La Dimora di Don Salvatore

Una miscellanea culturale espressa nelle carte Siciliane.

Le origini del gioco delle carte siciliane può essere ricondotto alla dominazione spagnola, che elaborò in patria tale usanza importata nella penisola iberica dagli Arabi (i Mamelucchi Egiziani per correttezza), da un gioco originariamente composto da 52 carte egiziane suddivisi in 4 semi.

Nel XIV secolo, con l’arrivo in Sicilia di Pietro III d’Aragona inizia il nuovo e lungo corso della dinastia ispanica e i siciliani assorbono come spugne tutto quello che l’arte, le scienze, la filosofia, la politica e il costume offre loro, compresi i vizi come la prostituzione e i giochi d’azzardo. Giochi basati sull’uso delle carte che già in questo periodo sono prodotte in serie per mezzo della xilografia. L’epoca della dominazione spagnola è contraddistinta da una miscellanea culturale che non intacca l’autonomia dei siciliani e si integra con usi e culture endogene. Le carte da gioco ne sono un esempio emblematico visto che in Sicilia, come pure in Spagna, i semi e le figure sono simili e s’ispirano palesemente all’epopea medievale dei Paladini di Francia. Il re veste come nelle raffigurazioni miniate dell’epoca Carolincia, mentre il cavaliere cavalca un cavallo che sembra più asino non come ironica raffigurazione di un eroe squinternato ma come invece è nella tradizione islamica e cristiana. L’asino rappresenta la cavalcatura dei giusti e degli umili: per l’Islam è il mezzo dello Sceicco che entra umile nella città Santa di Medina (da qui il nome derivato dal siculo provenzale Sceccu in quanto i nobili Sceicchi entravano nelle città conquistate a dorso di un asino); per i cristiani rappresenta l’entrata di Gesù a Gerusalemme. Nella rappresentazione enfatizzata dunque, Orlando il Paladino è il giusto, l’umile servitore del proprio re e di Dio. Il fante o la donna, per l’ambiguità che la contraddistingue, si lega al dolce stil nuovo siciliano e le sue fattezze sono infatti dolci e signorili come quelle di una donna, ma rappresenta un ufficiale minore, più giovane del cavaliere, una sorta di cadetto. 
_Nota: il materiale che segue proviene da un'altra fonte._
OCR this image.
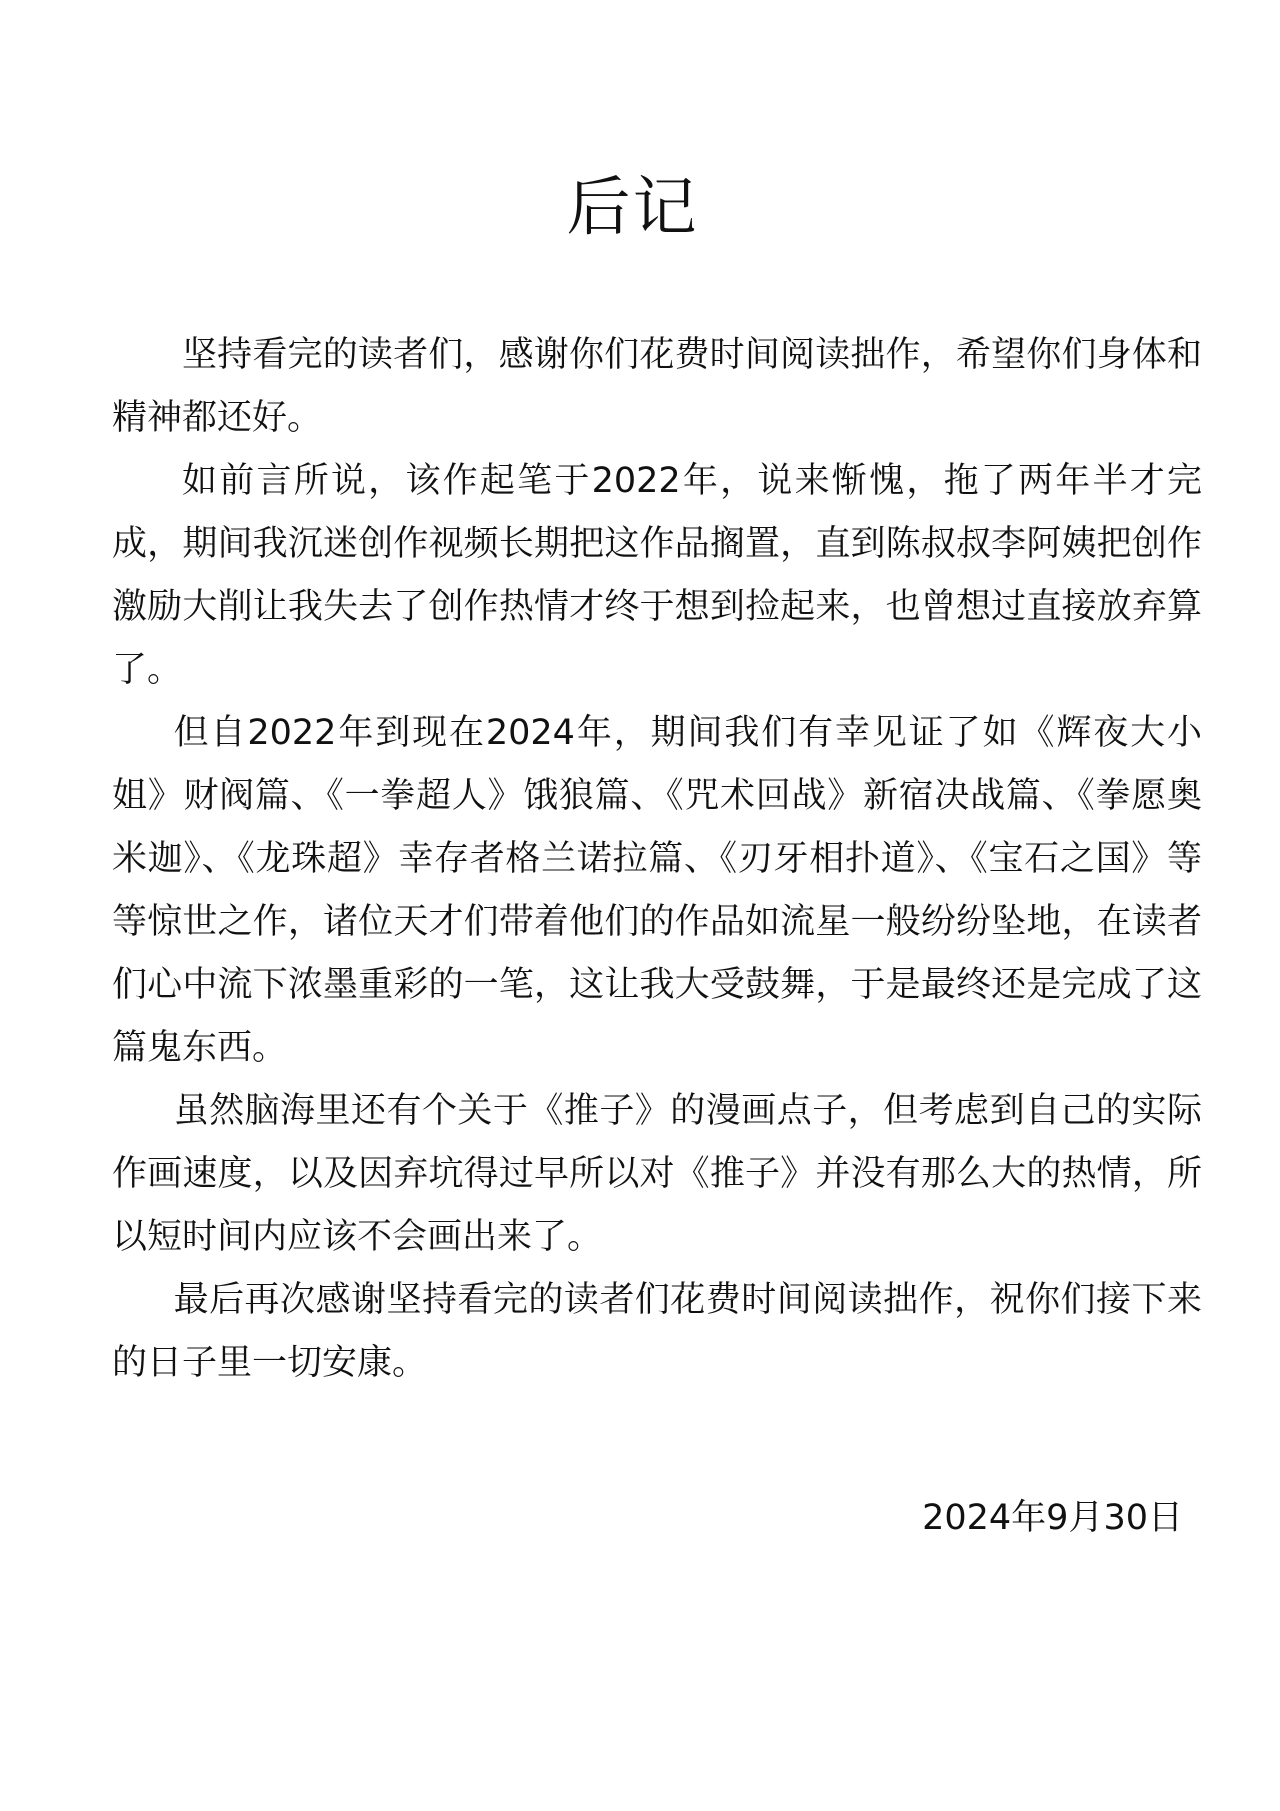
后记

坚持看完的读者们，感谢你们花费时间阅读拙作，希望你们身体和精神都还好。

如前言所说，该作起笔于2022年，说来惭愧，拖了两年半才完成，期间我沉迷创作视频长期把这作品搁置，直到陈叔叔李阿姨把创作激励大削让我失去了创作热情才终于想到捡起来，也曾想过直接放弃算了。

但自2022年到现在2024年，期间我们有幸见证了如《辉夜大小姐》财阀篇、《一拳超人》饿狼篇、《咒术回战》新宿决战篇、《拳愿奥米迦》、《龙珠超》幸存者格兰诺拉篇、《刃牙相扑道》、《宝石之国》等等惊世之作，诸位天才们带着他们的作品如流星一般纷纷坠地，在读者们心中流下浓墨重彩的一笔，这让我大受鼓舞，于是最终还是完成了这篇鬼东西。

虽然脑海里还有个关于《推子》的漫画点子，但考虑到自己的实际作画速度，以及因弃坑得过早所以对《推子》并没有那么大的热情，所以短时间内应该不会画出来了。

最后再次感谢坚持看完的读者们花费时间阅读拙作，祝你们接下来的日子里一切安康。

2024年9月30日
Le carte da gioco siciliane sono quaranta con quattro semi: Oro, Coppe, Spade e Bastoni. Le originarie carte arabe con i numeri 8, 9 e 10, vengono sostituite da tre figure per seme, rispettivamente il fante o donna, il cavallo o “Sceccu” e il Re, innovando la rappresentazione culturale delle carte che agli Arabi veniva negato, in quanto la loro religione non consentiva la rappresentazione di figure umane. Gli assi sono quattro per seme, ma il più rappresentativo è l’asso di bastone che spesso era dipinto nei carretti siciliani con la dicitura “vacci lisciu”. Questa figura aveva un significato specifico che valeva come monito per chi volesse attaccare briga o, come qualcuno sostiene, era associato alla grattarola (grattugia) come una sorta di amuleto contro le corna o gli invidiosi. Ciò che contraddistingue infatti le tipiche carte sicule è il significato allegorico che viene associato ad ogni carta: al Sette di denari viene attribuito un significato positivo come una vincita o un successo lavorativo, il cinque di coppe indica narcisismo e arroganza, l’asso di bastoni la virilità o il 3 di denari che rappresenta una nuova opportunità e racchiude il simbolo per eccellenza dell’isola, ovvero la Trinacria. Il Re di denari rappresenta la saggezza, l’appagamento, in quanto la carta è legata al denaro e al massimo numero del mazzo (il 10!), ma un buon re può esserlo solo se equilibrato e ponderato. Mente l’Asso di denari indica la felicità terrena, il denaro in arrivo, euforia e soddisfazione; rappresenta la stabilità e la sicurezza finanziaria. Interessante anche l’associazione dei 4 semi con le diverse classi sociali: la coppa rappresenta gli ecclesiastici, la spada è il simbolo dei nobili, il bastone indica la classe popolare, mentre i denari identificano la classe borghese.

Con il passare del tempo, i siciliani hanno avvertito il bisogno di “personalizzare” le carte, non tanto nel loro aspetto quanto nell’affibbiare a ognuna di esse un nomignolo specifico. Ed ecco che a Catania, per esempio, la Donna di Mazze è diventata “a giallinusa” per via del colore dominante della sua veste, l’Asso di Coppe è conosciuto come “quattara” mentre all’Asso di Bastone (o Mazza) viene attribuita una presunta forma fallica e, per tale motivo, si è meritato il nome di “a ciolla“.